When I say “farce”, I mean a comedy of errors set at Defcon 4.  This is the type of film where someone ties a noose around their neck with full intentions to hang themselves, only to forget about the rope until they try and walk to somewhere else in the room.  You get my point?

If I Were You shouldn’t work for as long as it does.  Usually when a movie is acting out as being THIS broadly theatrical, the transition to the silver screen doesn’t hold up.  Fortunately for Carr-Wiggin, she has two skilled performers manning the leading roles.

Leonor Watling plays Lucy, a ditzy temptress who has lured a married man away from his wife.  Marcia Gay Harden plays Madelyn, the very cheated on tepid woman.  The catch is after an outrageous coincidence, Lucy and Madelyn have found themselves crossing paths.  Madelyn knows who Lucy is, but Lucy is oblivious to who Madelyn really is.

After more outrageousness, the two create a type of double act chemistry while agreeing to make the other person’s decisions.  Lucy can’t get enough of her new best friend, and Madelyn will do anything to separate her husband from this floozy.

After that brief rundown, let me repeat, this should not work.  Joan Carr-Wiggin’s film, however, is that exception that had me giggling with Lucy’s confusion and Harden’s deadpan readings.  Secrets are unknowingly leaked consistently changing the mood of a scene, but Carr-Wiggin always keeps the foolishness in mind.  There’s real emotion behind Harden’s covered up broken heart, but true silliness in how she presents her hidden identity from her new “friend”.

This premise is stretched as far as it can go – and then some.  Numerous situations would be solved in an instant if one of these characters were to drop everything and spill the beans, but then there wouldn’t be a movie.  It asks the viewer to leave common sense at the door, and watch a goofy snowball effect take place.  If you can go with the film’s logic, you’ll find yourself having as good of a time I was having for the first hour of If I Were You.

Even then though, Carr-Wiggin adds too many characters into the mix with results not faring as well as they did when the farce was merely involving three people.  As soon as other characters and their perceptions are piled on, you can feel the juggling routine fumble at grasping this gratuitous load.

But, that added difficulty is nothing compared to the abandonment Carr-Wiggin resorts to during the film’s manipulative tonal shift when seams start becoming more apparent in Madelyn’s story.

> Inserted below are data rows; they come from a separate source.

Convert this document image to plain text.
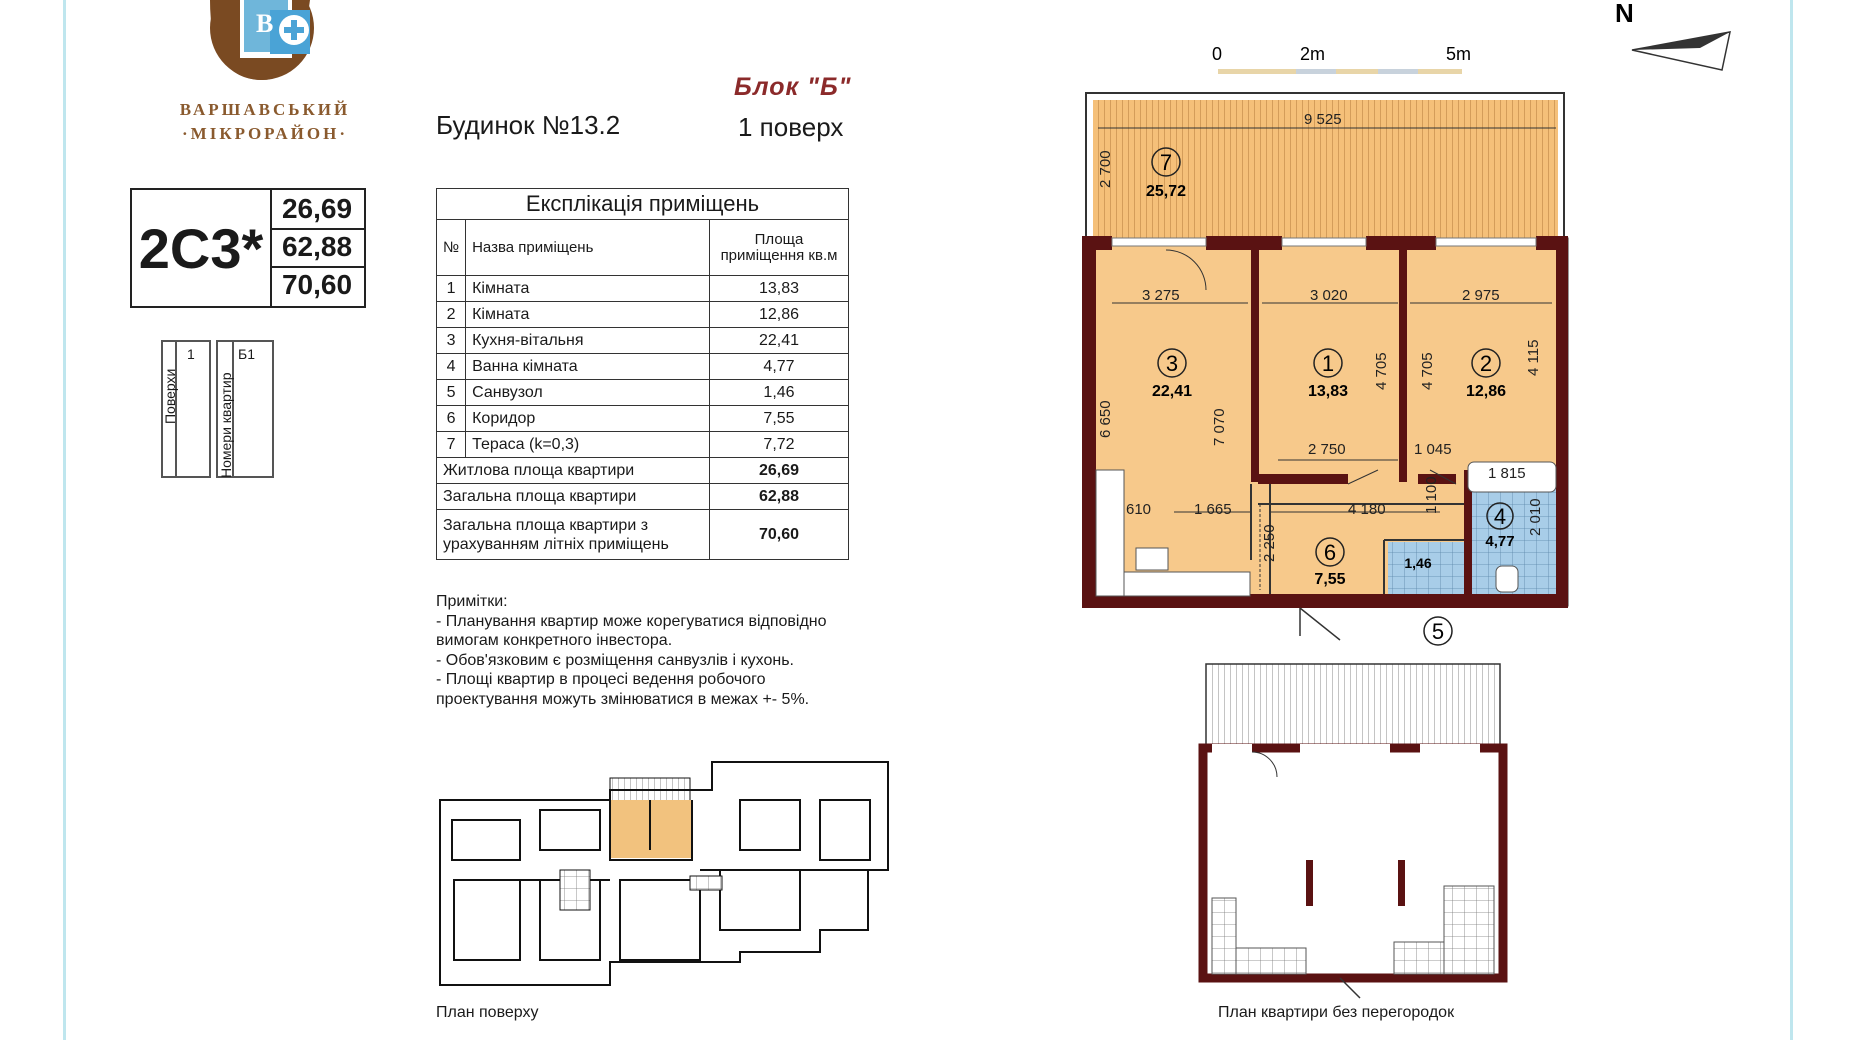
B
ВАРШАВСЬКИЙ
·МІКРОРАЙОН·
2С3*
26,69
62,88
70,60
Поверхи
1
Номери квартир
Б1
Будинок №13.2
Блок "Б"
1 поверх
Експлікація приміщень		
№	Назва приміщень	Площа приміщення кв.м
1	Кімната	13,83
2	Кімната	12,86
3	Кухня-вітальня	22,41
4	Ванна кімната	4,77
5	Санвузол	1,46
6	Коридор	7,55
7	Тераса (k=0,3)	7,72
Житлова площа квартири		26,69
Загальна площа квартири		62,88
Загальна площа квартири з урахуванням літніх приміщень		70,60
Примітки:
- Планування квартир може корегуватися відповідно
вимогам конкретного інвестора.
- Обов'язковим є розміщення санвузлів і кухонь.
- Площі квартир в процесі ведення робочого
проектування можуть змінюватися в межах +- 5%.
0	2m	5m
N
9 525
2 700
3 275	3 020	2 975
6 650	7 070
4 705 4 705	4 115
2 750	1 045
1 815
610	1 665	4 180 1 100
2 250
2 010
7
25,72
3
22,41
1
13,83
2
12,86
4
4,77
6
7,55
1,46
5
План поверху	План квартири без перегородок
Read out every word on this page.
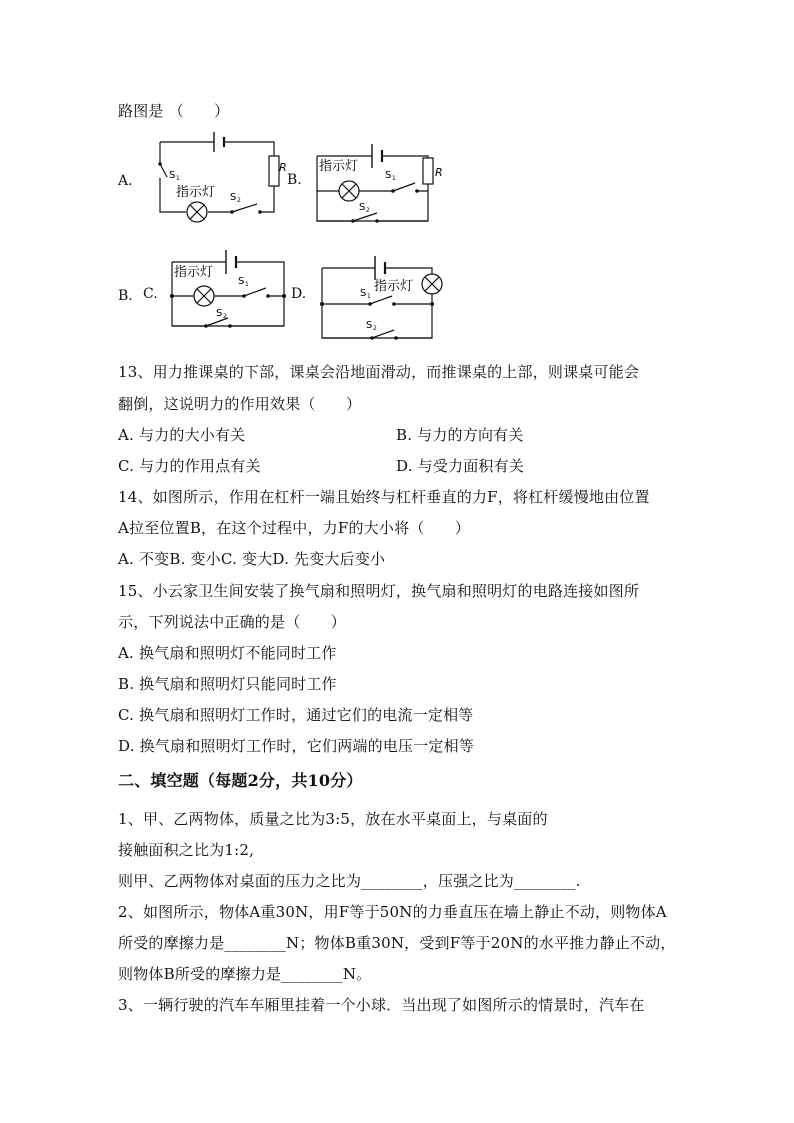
路图是 （　　）
A.	B.
B. C.	D.
S 1
指示灯 S 2
R 指示灯
S 1
S 2
R
指示灯
S 1
S 2
指示灯
S 1
S 2
13、用力推课桌的下部，课桌会沿地面滑动，而推课桌的上部，则课桌可能会
翻倒，这说明力的作用效果（　　）
A. 与力的大小有关	B. 与力的方向有关
C. 与力的作用点有关	D. 与受力面积有关
14、如图所示，作用在杠杆一端且始终与杠杆垂直的力F，将杠杆缓慢地由位置
A拉至位置B，在这个过程中，力F的大小将（　　）
A. 不变B. 变小C. 变大D. 先变大后变小
15、小云家卫生间安装了换气扇和照明灯，换气扇和照明灯的电路连接如图所
示，下列说法中正确的是（　　）
A. 换气扇和照明灯不能同时工作
B. 换气扇和照明灯只能同时工作
C. 换气扇和照明灯工作时，通过它们的电流一定相等
D. 换气扇和照明灯工作时，它们两端的电压一定相等
二、填空题（每题2分，共10分）
1、甲、乙两物体，质量之比为3:5，放在水平桌面上，与桌面的
接触面积之比为1:2,
则甲、乙两物体对桌面的压力之比为________，压强之比为________.
2、如图所示，物体A重30N，用F等于50N的力垂直压在墙上静止不动，则物体A
所受的摩擦力是________N；物体B重30N，受到F等于20N的水平推力静止不动，
则物体B所受的摩擦力是________N。
3、一辆行驶的汽车车厢里挂着一个小球．当出现了如图所示的情景时，汽车在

It starts with a flubbed handling of a death, and dwindles down from there.  The farcical elements are replaced by contrived devices to bring the film down to a monotone plain.  It’s gutsiness is paved over to make room for a by-the-numbers romance that brings in an attractive but unpersonable love interest, lifeless blow-ups, and a big underdog showstopper that will bring together those who hate each other.

It’s just as perplexing to see If I Were You trip up as it was to see it soar.  I’m still confused as to how or why Joan Carr-Wiggin found herself on a drab path when she was doing everything intelligently before she took a wrong turn at Albuquerque.  It’s an important lesson for any aspiring filmmakers to see that even though you may have the right ingredients, your final dish still has the possibility of going sour.